Technisch betrachtet sind Teleskope absolute Nerdinstrumente: hochpräzise konzipierte und über viele Jahre verfeinerte Spezialanfertigungen. Einer der ersten Superstars unter den Weltraumteleskopen war Hubble. Seit seinem Start im Jahr 1990 spielt es in derselben Attraktivitätsliga wie Raketen und die Internationale Raumstation ISS. Teleskope machen Astromomen regelrecht zu Junkies. Fortwährend warten sie auf den nächsten Satz hoch aufgelöster Bilder aus fernen Welten. Das Ende 2021 gestartete James-Webb-Weltraumteleskop (JWST) führte die Astrogemeinde sogar noch tiefer in die Abhängigkeit mit seinen gigantischen Aufnahmen. Doch wie schon sein Vorgänger stößt es an Grenzen. »Das JWST revolutioniert bereits jetzt die Forschung zur Frühzeit des Universums«, sagt John O'Meara, Astrophysiker und wissenschaftlicher Leiter des Keck-Observatorium auf Hawaii, das eines der größten erdgebundenen Teleskope beherbergt. »Und es wird zwar künftig ebenfalls Exoplanetenatmosphären untersuchen, aber nicht die von erdähnlichen Gesteinsplaneten. Die kann das JWST, wie auch schon Hubble zuvor, nicht direkt abbilden, vor allem nicht, wenn sie sonnenähnliche Sterne umkreisen. Dafür wurden die Teleskope nicht gebaut.«

Diese Lücke soll das Nancy-Grace-Roman-Teleskop füllen, das tausende neue Exoplaneten entdecken und uns damit eine Vorstellung von ihrer Verteilung in den jeweiligen Sternsystemen geben soll. Und doch, »wird es auch dann noch viele unbeantwortete Fragen geben, die erst ein ›Super-Hubble‹ ergründen kann«, erklärt O'Meara.

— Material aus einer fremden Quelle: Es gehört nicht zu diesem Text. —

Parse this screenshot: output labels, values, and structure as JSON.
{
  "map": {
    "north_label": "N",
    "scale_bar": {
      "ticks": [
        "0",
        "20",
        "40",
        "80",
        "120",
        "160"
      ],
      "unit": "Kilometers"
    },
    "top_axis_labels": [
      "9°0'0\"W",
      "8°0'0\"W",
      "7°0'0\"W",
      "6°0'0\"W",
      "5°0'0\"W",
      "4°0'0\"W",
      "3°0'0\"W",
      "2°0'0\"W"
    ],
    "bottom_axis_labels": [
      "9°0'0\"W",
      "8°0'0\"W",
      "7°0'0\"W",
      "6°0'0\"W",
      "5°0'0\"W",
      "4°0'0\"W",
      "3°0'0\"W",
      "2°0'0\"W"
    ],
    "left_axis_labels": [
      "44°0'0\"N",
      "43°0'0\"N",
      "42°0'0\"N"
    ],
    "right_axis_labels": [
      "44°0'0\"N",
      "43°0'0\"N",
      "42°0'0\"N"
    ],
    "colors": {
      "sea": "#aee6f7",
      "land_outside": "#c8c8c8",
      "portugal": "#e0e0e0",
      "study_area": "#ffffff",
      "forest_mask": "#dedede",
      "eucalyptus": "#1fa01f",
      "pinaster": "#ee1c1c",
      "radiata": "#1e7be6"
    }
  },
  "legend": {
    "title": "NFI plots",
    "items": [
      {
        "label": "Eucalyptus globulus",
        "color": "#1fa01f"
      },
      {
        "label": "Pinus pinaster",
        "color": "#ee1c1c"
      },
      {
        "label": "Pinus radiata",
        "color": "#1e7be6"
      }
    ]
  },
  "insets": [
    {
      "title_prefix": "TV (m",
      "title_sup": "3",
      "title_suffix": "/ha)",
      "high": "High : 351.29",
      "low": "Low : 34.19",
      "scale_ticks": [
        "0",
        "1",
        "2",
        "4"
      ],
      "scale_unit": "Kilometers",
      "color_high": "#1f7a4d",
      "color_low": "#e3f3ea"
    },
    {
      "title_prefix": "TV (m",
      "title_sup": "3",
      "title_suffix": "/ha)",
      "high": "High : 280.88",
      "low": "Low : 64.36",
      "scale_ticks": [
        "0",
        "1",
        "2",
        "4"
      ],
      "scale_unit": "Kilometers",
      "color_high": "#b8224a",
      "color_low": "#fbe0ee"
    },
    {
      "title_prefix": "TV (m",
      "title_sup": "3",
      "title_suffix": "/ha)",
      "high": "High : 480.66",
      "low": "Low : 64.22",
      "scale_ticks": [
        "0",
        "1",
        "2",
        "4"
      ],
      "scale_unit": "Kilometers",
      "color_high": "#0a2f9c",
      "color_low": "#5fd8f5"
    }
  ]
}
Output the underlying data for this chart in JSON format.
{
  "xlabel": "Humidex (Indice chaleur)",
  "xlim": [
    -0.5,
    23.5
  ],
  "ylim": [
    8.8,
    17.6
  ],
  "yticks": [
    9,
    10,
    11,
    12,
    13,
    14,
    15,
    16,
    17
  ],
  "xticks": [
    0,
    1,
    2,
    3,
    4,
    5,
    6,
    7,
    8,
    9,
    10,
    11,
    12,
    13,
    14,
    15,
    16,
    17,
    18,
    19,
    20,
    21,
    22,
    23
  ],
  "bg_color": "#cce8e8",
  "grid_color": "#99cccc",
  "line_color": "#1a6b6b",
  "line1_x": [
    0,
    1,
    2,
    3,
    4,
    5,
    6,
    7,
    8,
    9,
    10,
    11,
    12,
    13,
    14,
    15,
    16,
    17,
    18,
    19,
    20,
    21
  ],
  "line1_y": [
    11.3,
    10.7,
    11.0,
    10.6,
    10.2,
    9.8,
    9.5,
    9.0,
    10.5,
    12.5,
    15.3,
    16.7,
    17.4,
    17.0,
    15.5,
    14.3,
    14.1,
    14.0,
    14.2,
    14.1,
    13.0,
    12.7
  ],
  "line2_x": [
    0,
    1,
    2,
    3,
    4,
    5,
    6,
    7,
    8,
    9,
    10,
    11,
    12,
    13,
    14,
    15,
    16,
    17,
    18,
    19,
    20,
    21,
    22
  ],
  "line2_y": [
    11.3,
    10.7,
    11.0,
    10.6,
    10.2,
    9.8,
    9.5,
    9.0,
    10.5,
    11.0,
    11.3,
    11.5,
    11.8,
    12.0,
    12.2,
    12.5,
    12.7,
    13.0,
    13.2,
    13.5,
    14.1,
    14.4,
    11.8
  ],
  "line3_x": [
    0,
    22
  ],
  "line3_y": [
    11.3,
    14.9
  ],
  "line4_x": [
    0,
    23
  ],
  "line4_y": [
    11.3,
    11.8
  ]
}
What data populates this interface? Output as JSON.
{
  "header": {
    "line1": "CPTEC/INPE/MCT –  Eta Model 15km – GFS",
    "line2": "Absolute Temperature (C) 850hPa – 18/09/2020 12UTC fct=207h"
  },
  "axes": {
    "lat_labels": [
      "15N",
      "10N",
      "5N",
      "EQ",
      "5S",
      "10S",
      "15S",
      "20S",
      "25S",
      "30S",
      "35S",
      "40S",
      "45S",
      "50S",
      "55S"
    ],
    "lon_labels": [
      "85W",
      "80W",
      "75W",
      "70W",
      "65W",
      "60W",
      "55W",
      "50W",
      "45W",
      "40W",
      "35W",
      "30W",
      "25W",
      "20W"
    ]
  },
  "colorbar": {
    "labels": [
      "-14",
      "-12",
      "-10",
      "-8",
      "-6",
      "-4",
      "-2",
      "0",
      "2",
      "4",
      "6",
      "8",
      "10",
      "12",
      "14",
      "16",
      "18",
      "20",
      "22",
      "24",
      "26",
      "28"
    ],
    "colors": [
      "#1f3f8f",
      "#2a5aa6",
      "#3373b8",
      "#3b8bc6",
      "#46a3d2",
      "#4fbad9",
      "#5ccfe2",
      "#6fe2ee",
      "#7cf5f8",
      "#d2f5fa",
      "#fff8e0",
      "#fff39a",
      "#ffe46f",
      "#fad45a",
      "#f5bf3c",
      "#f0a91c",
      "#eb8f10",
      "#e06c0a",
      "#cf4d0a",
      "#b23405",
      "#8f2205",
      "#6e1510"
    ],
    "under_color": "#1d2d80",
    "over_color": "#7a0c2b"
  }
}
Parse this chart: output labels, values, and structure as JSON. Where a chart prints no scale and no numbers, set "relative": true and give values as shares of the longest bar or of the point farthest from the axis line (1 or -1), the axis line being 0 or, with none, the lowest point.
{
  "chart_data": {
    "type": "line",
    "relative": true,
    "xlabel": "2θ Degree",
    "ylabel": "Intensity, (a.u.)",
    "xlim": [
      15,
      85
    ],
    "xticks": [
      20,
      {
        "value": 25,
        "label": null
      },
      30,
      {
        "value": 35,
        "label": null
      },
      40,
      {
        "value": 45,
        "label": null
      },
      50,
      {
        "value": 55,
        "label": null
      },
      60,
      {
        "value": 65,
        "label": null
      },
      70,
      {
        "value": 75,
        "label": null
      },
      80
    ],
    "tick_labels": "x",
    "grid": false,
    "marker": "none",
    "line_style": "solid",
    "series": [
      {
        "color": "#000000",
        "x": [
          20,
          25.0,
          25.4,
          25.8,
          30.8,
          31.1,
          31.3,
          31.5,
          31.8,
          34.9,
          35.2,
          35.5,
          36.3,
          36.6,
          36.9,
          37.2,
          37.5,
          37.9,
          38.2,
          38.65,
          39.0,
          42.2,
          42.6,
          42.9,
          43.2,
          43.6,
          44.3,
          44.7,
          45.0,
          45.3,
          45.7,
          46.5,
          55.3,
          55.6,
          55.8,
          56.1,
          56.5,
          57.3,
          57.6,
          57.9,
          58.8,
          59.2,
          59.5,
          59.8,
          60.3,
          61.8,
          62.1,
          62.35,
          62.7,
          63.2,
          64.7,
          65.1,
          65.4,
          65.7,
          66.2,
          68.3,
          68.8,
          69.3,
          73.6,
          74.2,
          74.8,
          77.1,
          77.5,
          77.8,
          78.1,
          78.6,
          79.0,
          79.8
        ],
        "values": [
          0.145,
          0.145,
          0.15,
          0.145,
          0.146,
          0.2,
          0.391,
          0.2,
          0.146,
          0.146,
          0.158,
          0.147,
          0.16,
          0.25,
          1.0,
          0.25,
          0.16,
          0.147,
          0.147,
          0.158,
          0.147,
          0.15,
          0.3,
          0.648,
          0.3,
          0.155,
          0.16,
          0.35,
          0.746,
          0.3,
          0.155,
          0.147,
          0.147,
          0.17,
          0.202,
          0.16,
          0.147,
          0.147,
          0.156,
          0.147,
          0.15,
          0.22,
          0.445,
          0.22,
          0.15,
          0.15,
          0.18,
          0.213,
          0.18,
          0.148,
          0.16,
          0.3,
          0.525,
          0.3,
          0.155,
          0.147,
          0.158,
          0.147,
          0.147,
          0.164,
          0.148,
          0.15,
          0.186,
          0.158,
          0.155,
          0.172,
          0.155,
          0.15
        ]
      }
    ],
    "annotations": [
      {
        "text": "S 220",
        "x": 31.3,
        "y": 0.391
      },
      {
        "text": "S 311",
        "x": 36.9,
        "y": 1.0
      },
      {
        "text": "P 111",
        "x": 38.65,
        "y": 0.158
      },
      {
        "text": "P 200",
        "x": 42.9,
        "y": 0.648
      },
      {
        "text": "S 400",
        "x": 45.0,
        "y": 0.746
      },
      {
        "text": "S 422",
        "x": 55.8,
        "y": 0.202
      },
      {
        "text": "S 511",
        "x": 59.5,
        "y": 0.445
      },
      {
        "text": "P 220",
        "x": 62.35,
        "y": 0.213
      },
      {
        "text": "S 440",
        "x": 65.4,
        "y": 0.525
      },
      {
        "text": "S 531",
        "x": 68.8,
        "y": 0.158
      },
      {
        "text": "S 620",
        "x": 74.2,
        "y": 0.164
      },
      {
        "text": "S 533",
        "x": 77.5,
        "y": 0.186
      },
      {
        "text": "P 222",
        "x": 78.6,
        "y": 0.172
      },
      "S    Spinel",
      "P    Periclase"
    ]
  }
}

Der Plan: ein Super-Hubble

Daher hat die US-amerikanische National Academy of Sciences in einem alle zehn Jahre erscheinenden Gutachten namens »Astrophysics Decadal Survey« schon vor drei Jahren angeregt, bis 2034 ein neues weltraumgestütztes Großteleskop zu bauen. Die Akademie wirbt in dem »Astro2020« genannten Bericht für eine Art Fernrohr, das vom rund 1,5 Millionen Kilometer von der Erde entfernten und gravitativ stabilen Lagrange-Punkt L2 sichtbares, nahes infrarotes und ultraviolettes Licht messen soll. Dort befindet sich auch das JWST.

Seitdem arbeitet eine Gruppe von mehr als 50 Wissenschaftlerinnen und Wissenschaftlern unterschiedlichster Institute ein Konzept für das Gerät aus. Bislang geht es vor allem noch um die wissenschaftlichen Anforderungen und die Technik, mit der das Teleskop diese erfüllen könnte – das genaue Design steht noch nicht fest. In manchen Illustrationen sieht das Habitable Worlds Observatory aus wie eine große Version des James-Webb-Teleskops, in anderen eher wie ein großes Hubble-Teleskop. Sicher ist aber, dass es das leistungsstärkste Weltraumteleskop aller Zeiten sein wird und eine ganze Reihe astronomischer Aufgaben erfüllen soll. Unter anderem ist geplant, dass es Erkenntnisse zu den frühesten Epochen des Universums liefern und den Lebenszyklus der massereichsten Sterne untersuchen soll, die wir bislang kennen, da diese letztlich die schweren Elemente und damit die chemischen Grundlagen für alles irdische Leben hervorbringen.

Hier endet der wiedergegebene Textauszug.